Hier soir, le ministre Lessard prévenait déjà qu’« il faut revoir les
règles sur l’éthique, la transparence et l’adjudication des contrats », promettant des changements dans les relations d’affaires de
l’ensemble des municipalités.
Selon les informations obtenues par La Presse, dans le cas de Montréal,
Québec envisage de récupérer la responsabilité de l’adjudication des
contrats municipaux pour une période de six mois à deux ans, selon les
discussions amorcées depuis deux semaines entre les ministères. La
mécanique est à définir : est-ce que ce sera un comité de
fonctionnaires, des commissaires de la Commission municipale ou, plus
probablement, un mandataire ad hoc, une grosse pointure comme Guy
Coulombe ou Louis Roquet, qui ont tous deux occupé le poste de
directeur général de la Ville de Montréal dans le passé?
M. Roquet vient d’obtenir un mandat pour assister la directrice par
intérim, Rachel Laperrière, dans le dossier des compteurs d’eau – le
contrat accordé à GÉNIeau par Montréal a été suspendu dès la
publication d’un rapport accablant par le vérificateur de la Ville,
Jacques Bergeron. Les deux hommes n’ont pas rappelé La Presse. Pour sa
part, joint en soirée, Guy Coulombe a indiqué qu’il n’avait jamais
entendu parler d’une telle solution.
Cette « procédure particulière » pour l’attribution des contrats a été
préparée à Québec, avec l’impression très claire que Gérald Tremblay
obtiendrait un troisième mandat. Cette approche demeure valide avec un autre maire. Le gouvernement
Charest doit d’abord indiquer qu’il est déterminé à régler le problème
de Montréal. Déjà, son attentisme lui a coûté quelques points dans le
dernier sondage CROP publié par La Presse la semaine dernière.
Dans la mécanique des contrats, deux aspects sont à contrôler en
particulier : la détermination du « juste prix » pour un contrat de
construction, et les « avenants », des ajouts que la firme retenue est en
droit de réclamer pour achever le projet. Au gouvernement, on avait songé à solliciter l’Agence des PPP – qui
s’appellera bientôt Infrastructure Québec – pour contrôler ces
contrats. Après quelques échanges, il est bien vite apparu que cette
société d’État, avec 36 employés, n’a pas les ressources nécessaires
pour scruter tous les contrats de la ville.

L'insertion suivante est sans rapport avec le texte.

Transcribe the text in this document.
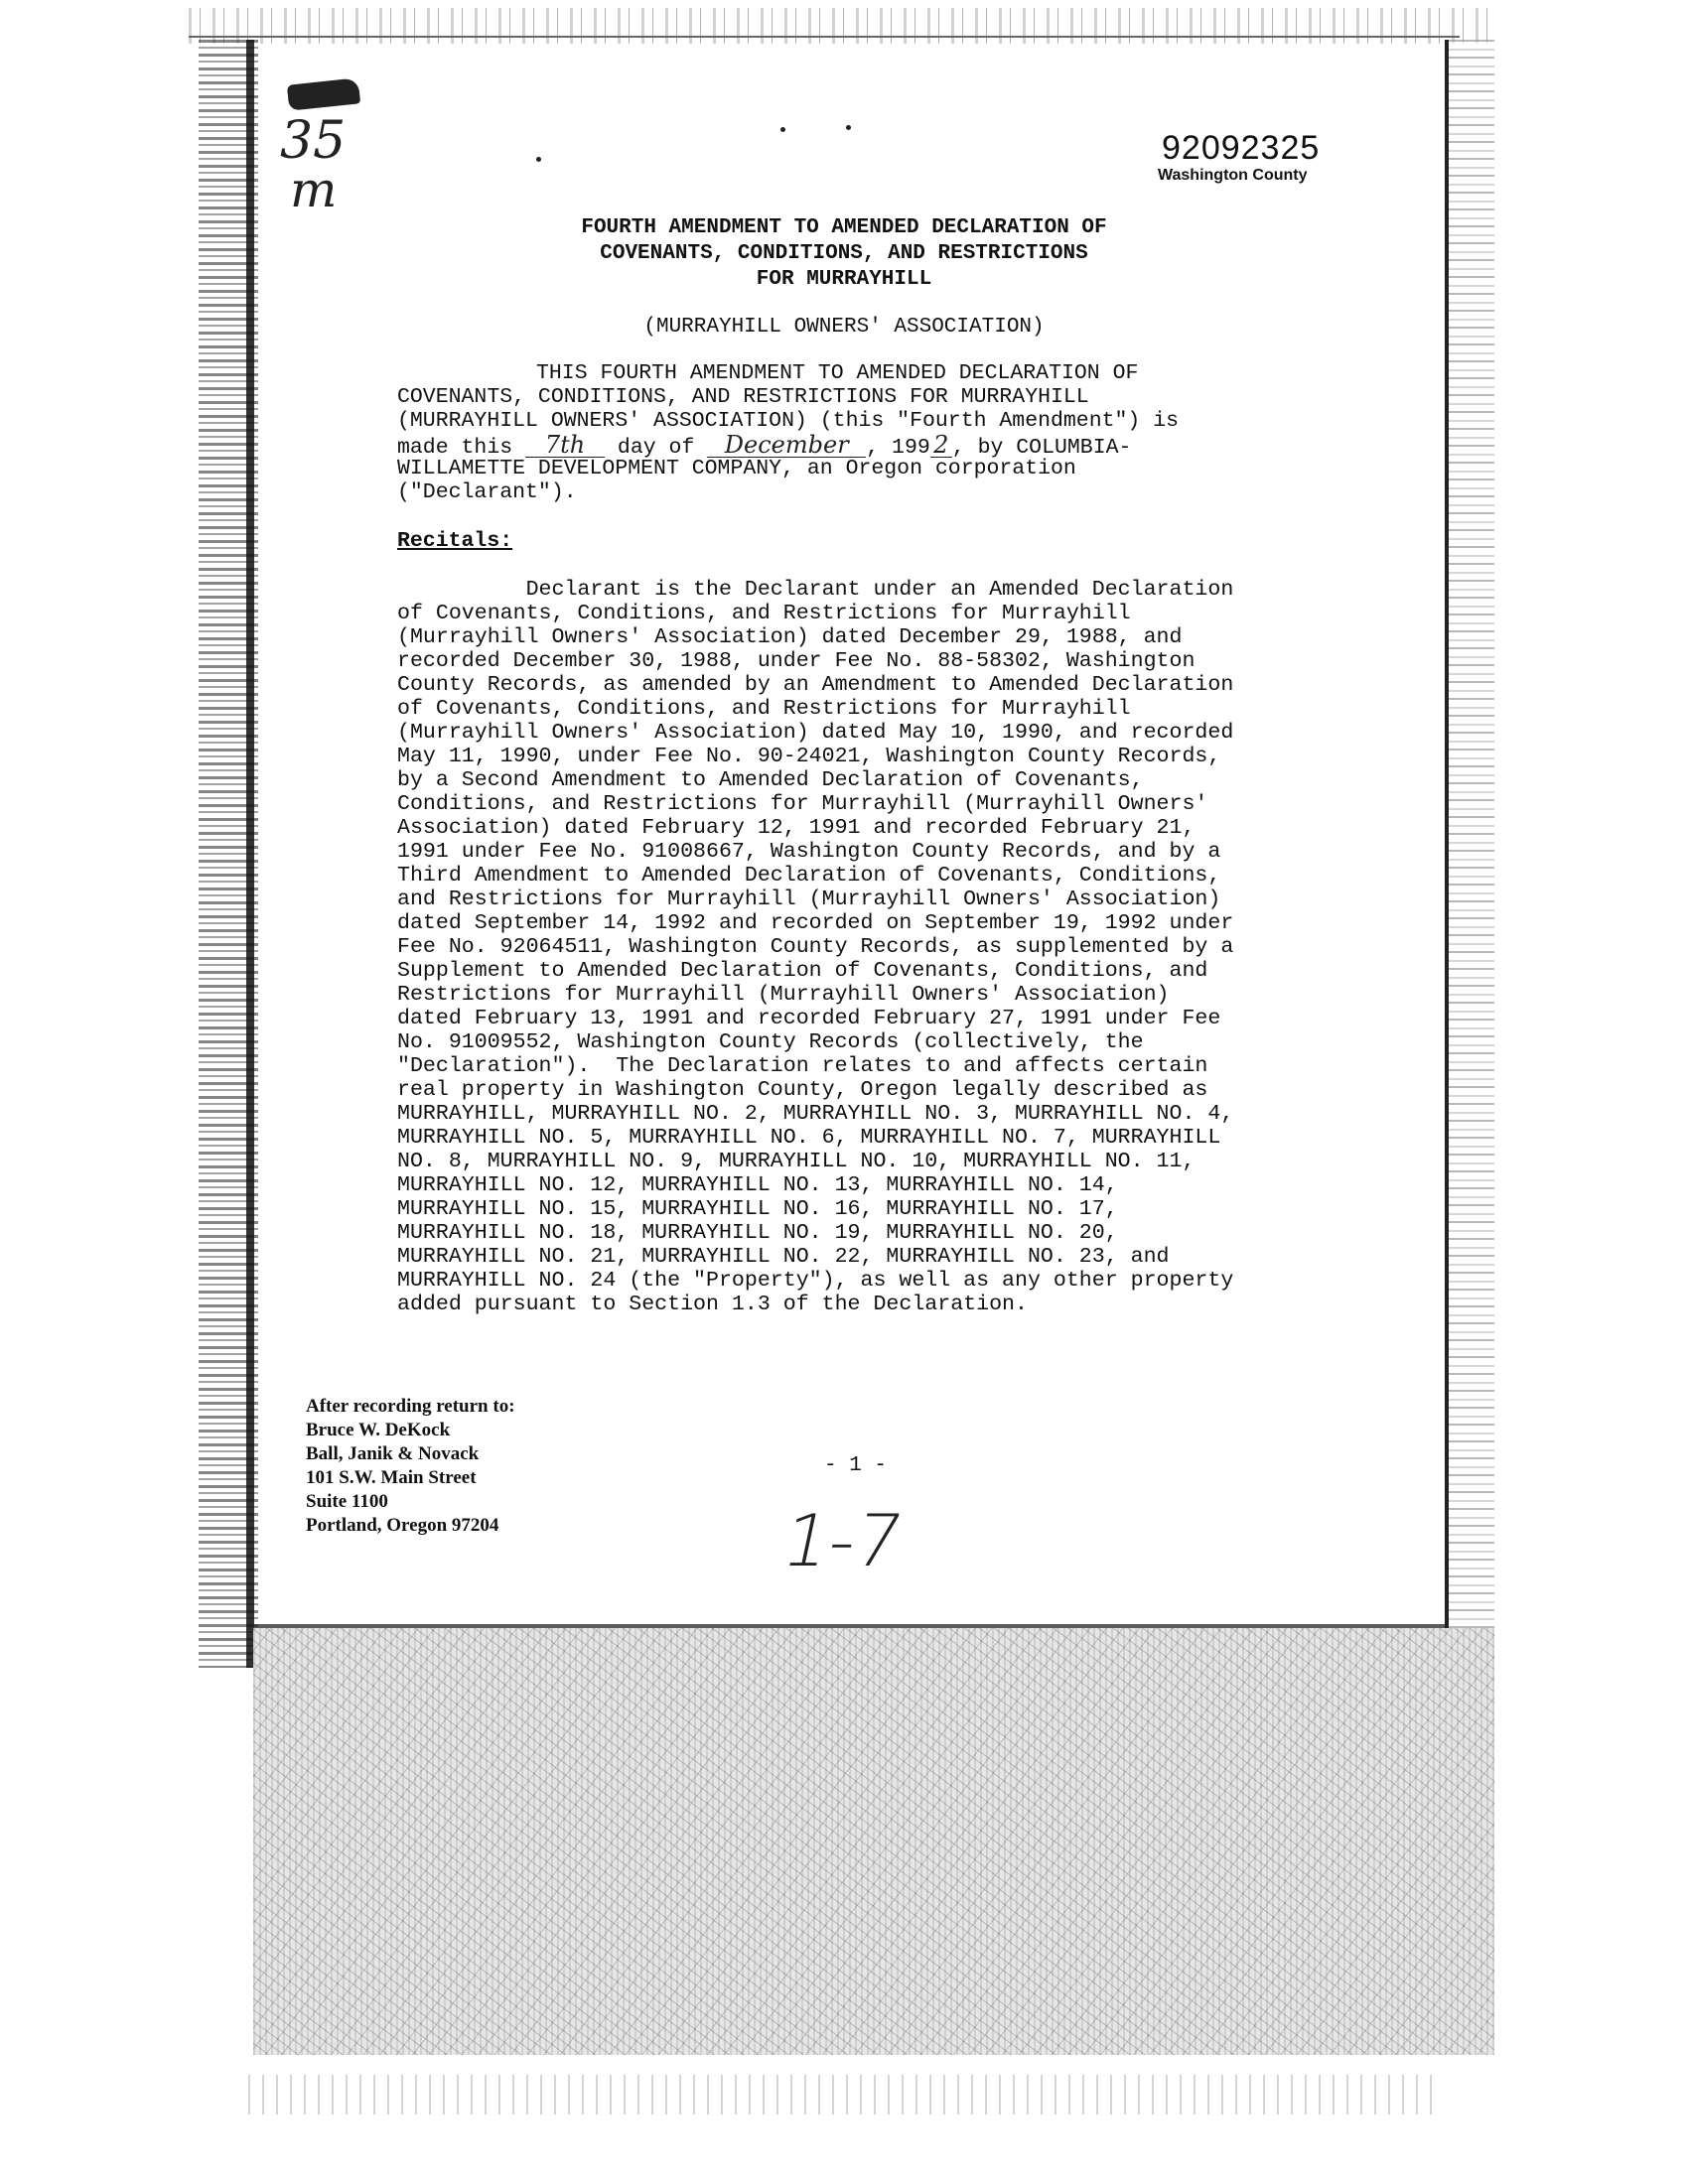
35
m
92092325
Washington County
FOURTH AMENDMENT TO AMENDED DECLARATION OF
COVENANTS, CONDITIONS, AND RESTRICTIONS
FOR MURRAYHILL
(MURRAYHILL OWNERS' ASSOCIATION)
THIS FOURTH AMENDMENT TO AMENDED DECLARATION OF
COVENANTS, CONDITIONS, AND RESTRICTIONS FOR MURRAYHILL
(MURRAYHILL OWNERS' ASSOCIATION) (this "Fourth Amendment") is
made this 7th day of December , 199 2 , by COLUMBIA-
WILLAMETTE DEVELOPMENT COMPANY, an Oregon corporation
("Declarant").
Recitals:
Declarant is the Declarant under an Amended Declaration
of Covenants, Conditions, and Restrictions for Murrayhill
(Murrayhill Owners' Association) dated December 29, 1988, and
recorded December 30, 1988, under Fee No. 88-58302, Washington
County Records, as amended by an Amendment to Amended Declaration
of Covenants, Conditions, and Restrictions for Murrayhill
(Murrayhill Owners' Association) dated May 10, 1990, and recorded
May 11, 1990, under Fee No. 90-24021, Washington County Records,
by a Second Amendment to Amended Declaration of Covenants,
Conditions, and Restrictions for Murrayhill (Murrayhill Owners'
Association) dated February 12, 1991 and recorded February 21,
1991 under Fee No. 91008667, Washington County Records, and by a
Third Amendment to Amended Declaration of Covenants, Conditions,
and Restrictions for Murrayhill (Murrayhill Owners' Association)
dated September 14, 1992 and recorded on September 19, 1992 under
Fee No. 92064511, Washington County Records, as supplemented by a
Supplement to Amended Declaration of Covenants, Conditions, and
Restrictions for Murrayhill (Murrayhill Owners' Association)
dated February 13, 1991 and recorded February 27, 1991 under Fee
No. 91009552, Washington County Records (collectively, the
"Declaration").  The Declaration relates to and affects certain
real property in Washington County, Oregon legally described as
MURRAYHILL, MURRAYHILL NO. 2, MURRAYHILL NO. 3, MURRAYHILL NO. 4,
MURRAYHILL NO. 5, MURRAYHILL NO. 6, MURRAYHILL NO. 7, MURRAYHILL
NO. 8, MURRAYHILL NO. 9, MURRAYHILL NO. 10, MURRAYHILL NO. 11,
MURRAYHILL NO. 12, MURRAYHILL NO. 13, MURRAYHILL NO. 14,
MURRAYHILL NO. 15, MURRAYHILL NO. 16, MURRAYHILL NO. 17,
MURRAYHILL NO. 18, MURRAYHILL NO. 19, MURRAYHILL NO. 20,
MURRAYHILL NO. 21, MURRAYHILL NO. 22, MURRAYHILL NO. 23, and
MURRAYHILL NO. 24 (the "Property"), as well as any other property
added pursuant to Section 1.3 of the Declaration.
After recording return to:
Bruce W. DeKock
Ball, Janik & Novack
101 S.W. Main Street
Suite 1100
Portland, Oregon 97204
- 1 -
1-7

Chez les spécialistes des questions municipales, on explique qu’une
tutelle peut être « totale ou partielle ». Mécaniquement, la tutelle
municipale vient d’un décret du gouvernement, qui confie un mandat à la
Commission des affaires municipales. Ironiquement, cet organisme avait
été créé il y a près d’un siècle pour, précisément, faire face à des
problèmes à Montréal. La dernière tutelle a été instaurée cet automne à Petite-Rivière-Saint-François, dans Charlevoix.